Die Kl erhielt den gesamten Urlaubszuschuss für das Jahr 2021 ausbezahlt. Bis zu ihrem Pensionsantritt hat die Kl im Jahr 2021 41 Urlaubstage verbraucht, davon entfielen 27,18 Arbeitstage auf den Urlaubssaldo von Ende 2020 und 13,82 Arbeitstage auf den Urlaub für das Kalenderjahr 2021.

Bei Beendigung des Dienstverhältnisses rechnete die Bekl den vermeintlich zu viel erhaltenen Urlaubszuschuss gegen die Endabrechnungsansprüche der Kl auf.

Auf das infolge Pensionsantritt zum 31.7.2021 beendete Arbeitsverhältnis der Kl war der KollV für das 167Gewerbe der Arbeitskräfteüberlassung (KVAÜ) anzuwenden. Dessen Abschnitt XVI lautet auszugsweise:

„3. Der Urlaubszuschuss ist bei Antritt des Urlaubes fällig. Bei Teilung des Urlaubes gebührt nur der entsprechende Teil des Urlaubszuschusses. [...] In allen Fällen ist der Urlaubszuschuss jedoch spätestens mit der Abrechnung des Monats Juni eines jeden Jahres fällig. Bei Eintritt nach dem 30. Juni eines Jahres gilt hinsichtlich der Fälligkeit Pkt 4.
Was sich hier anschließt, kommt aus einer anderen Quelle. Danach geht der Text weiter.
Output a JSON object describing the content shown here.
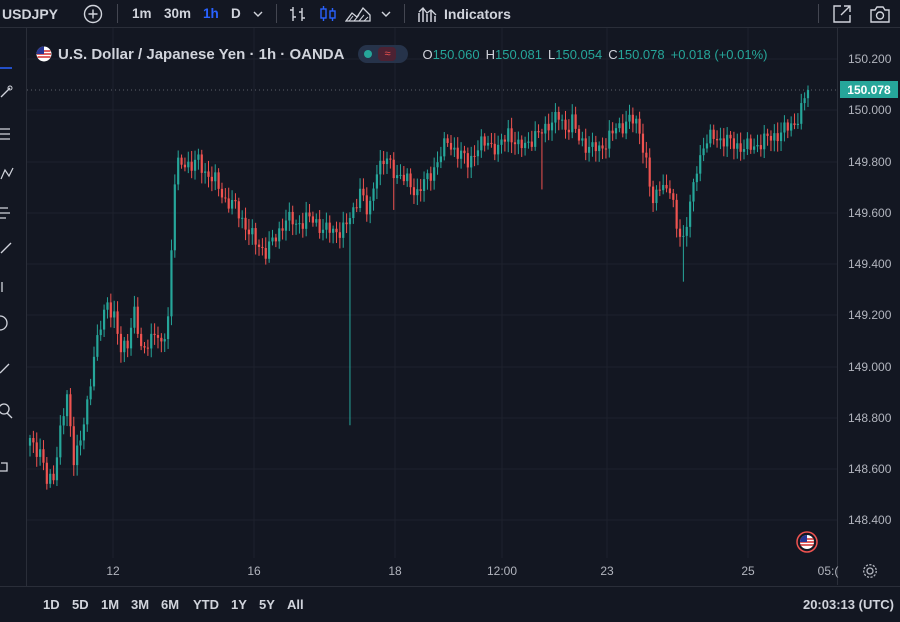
{
  "toolbar": {
    "symbol": "USDJPY",
    "timeframes": [
      "1m",
      "30m",
      "1h",
      "D"
    ],
    "active_timeframe": "1h",
    "indicators_label": "Indicators"
  },
  "legend": {
    "title": "U.S. Dollar / Japanese Yen · 1h · OANDA",
    "open_key": "O",
    "open": "150.060",
    "high_key": "H",
    "high": "150.081",
    "low_key": "L",
    "low": "150.054",
    "close_key": "C",
    "close": "150.078",
    "change": "+0.018 (+0.01%)",
    "badge_symbol": "≈"
  },
  "price_axis": {
    "labels": [
      "150.200",
      "150.000",
      "149.800",
      "149.600",
      "149.400",
      "149.200",
      "149.000",
      "148.800",
      "148.600",
      "148.400"
    ],
    "last_price": "150.078"
  },
  "time_axis": {
    "labels": [
      "12",
      "16",
      "18",
      "12:00",
      "23",
      "25",
      "05:("
    ]
  },
  "bottom_bar": {
    "ranges": [
      "1D",
      "5D",
      "1M",
      "3M",
      "6M",
      "YTD",
      "1Y",
      "5Y",
      "All"
    ],
    "clock": "20:03:13 (UTC)"
  },
  "colors": {
    "background": "#131722",
    "up": "#26a69a",
    "down": "#ef5350",
    "grid": "#1e222d",
    "active": "#2962ff"
  },
  "chart_data": {
    "type": "candlestick",
    "title": "U.S. Dollar / Japanese Yen · 1h · OANDA",
    "ylim": [
      148.3,
      150.25
    ],
    "x_labels": [
      "12",
      "16",
      "18",
      "12:00",
      "23",
      "25",
      "05:("
    ],
    "waypoints": [
      [
        0,
        148.72
      ],
      [
        3,
        148.66
      ],
      [
        5,
        148.55
      ],
      [
        7,
        148.58
      ],
      [
        9,
        148.74
      ],
      [
        11,
        148.88
      ],
      [
        13,
        148.65
      ],
      [
        15,
        148.7
      ],
      [
        17,
        148.85
      ],
      [
        19,
        149.05
      ],
      [
        21,
        149.15
      ],
      [
        23,
        149.25
      ],
      [
        25,
        149.2
      ],
      [
        27,
        149.05
      ],
      [
        29,
        149.1
      ],
      [
        31,
        149.22
      ],
      [
        33,
        149.05
      ],
      [
        35,
        149.1
      ],
      [
        37,
        149.13
      ],
      [
        39,
        149.07
      ],
      [
        41,
        149.2
      ],
      [
        42,
        149.45
      ],
      [
        43,
        149.72
      ],
      [
        44,
        149.78
      ],
      [
        46,
        149.8
      ],
      [
        48,
        149.78
      ],
      [
        50,
        149.8
      ],
      [
        52,
        149.76
      ],
      [
        55,
        149.72
      ],
      [
        58,
        149.65
      ],
      [
        61,
        149.62
      ],
      [
        64,
        149.55
      ],
      [
        67,
        149.48
      ],
      [
        70,
        149.45
      ],
      [
        73,
        149.5
      ],
      [
        76,
        149.58
      ],
      [
        79,
        149.55
      ],
      [
        82,
        149.58
      ],
      [
        86,
        149.55
      ],
      [
        90,
        149.52
      ],
      [
        94,
        149.55
      ],
      [
        96,
        149.6
      ],
      [
        98,
        149.7
      ],
      [
        100,
        149.6
      ],
      [
        101,
        149.62
      ],
      [
        103,
        149.78
      ],
      [
        106,
        149.8
      ],
      [
        109,
        149.75
      ],
      [
        112,
        149.72
      ],
      [
        115,
        149.68
      ],
      [
        118,
        149.73
      ],
      [
        121,
        149.8
      ],
      [
        124,
        149.88
      ],
      [
        127,
        149.83
      ],
      [
        130,
        149.8
      ],
      [
        133,
        149.85
      ],
      [
        136,
        149.88
      ],
      [
        139,
        149.84
      ],
      [
        142,
        149.92
      ],
      [
        145,
        149.85
      ],
      [
        148,
        149.88
      ],
      [
        151,
        149.9
      ],
      [
        154,
        149.95
      ],
      [
        157,
        149.97
      ],
      [
        159,
        149.93
      ],
      [
        161,
        149.96
      ],
      [
        163,
        149.88
      ],
      [
        166,
        149.86
      ],
      [
        169,
        149.84
      ],
      [
        172,
        149.9
      ],
      [
        175,
        149.93
      ],
      [
        178,
        149.97
      ],
      [
        181,
        149.92
      ],
      [
        183,
        149.8
      ],
      [
        185,
        149.62
      ],
      [
        187,
        149.72
      ],
      [
        190,
        149.68
      ],
      [
        192,
        149.55
      ],
      [
        194,
        149.5
      ],
      [
        196,
        149.62
      ],
      [
        198,
        149.78
      ],
      [
        200,
        149.86
      ],
      [
        203,
        149.9
      ],
      [
        206,
        149.88
      ],
      [
        209,
        149.87
      ],
      [
        212,
        149.85
      ],
      [
        215,
        149.86
      ],
      [
        218,
        149.88
      ],
      [
        221,
        149.9
      ],
      [
        224,
        149.92
      ],
      [
        227,
        149.95
      ],
      [
        229,
        150.0
      ],
      [
        231,
        150.078
      ]
    ],
    "wick_spikes": [
      {
        "index": 95,
        "low": 148.77
      },
      {
        "index": 108,
        "low": 149.61
      },
      {
        "index": 152,
        "low": 149.69
      },
      {
        "index": 194,
        "low": 149.33
      }
    ]
  }
}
4. Arbeitnehmer erhalten im Eintrittsjahr den aliquoten Teil des Urlaubszuschusses vom Eintrittsdatum bis zum Ende des Kalenderjahres (je Woche 1/52). Wird bei Eintritten nach dem 30. Juni eines Jahres ein Urlaub bis zum Ende des Kalenderjahres nicht angetreten, wird dieser aliquote Urlaubszuschuss mit der Abrechnung für Dezember ausbezahlt.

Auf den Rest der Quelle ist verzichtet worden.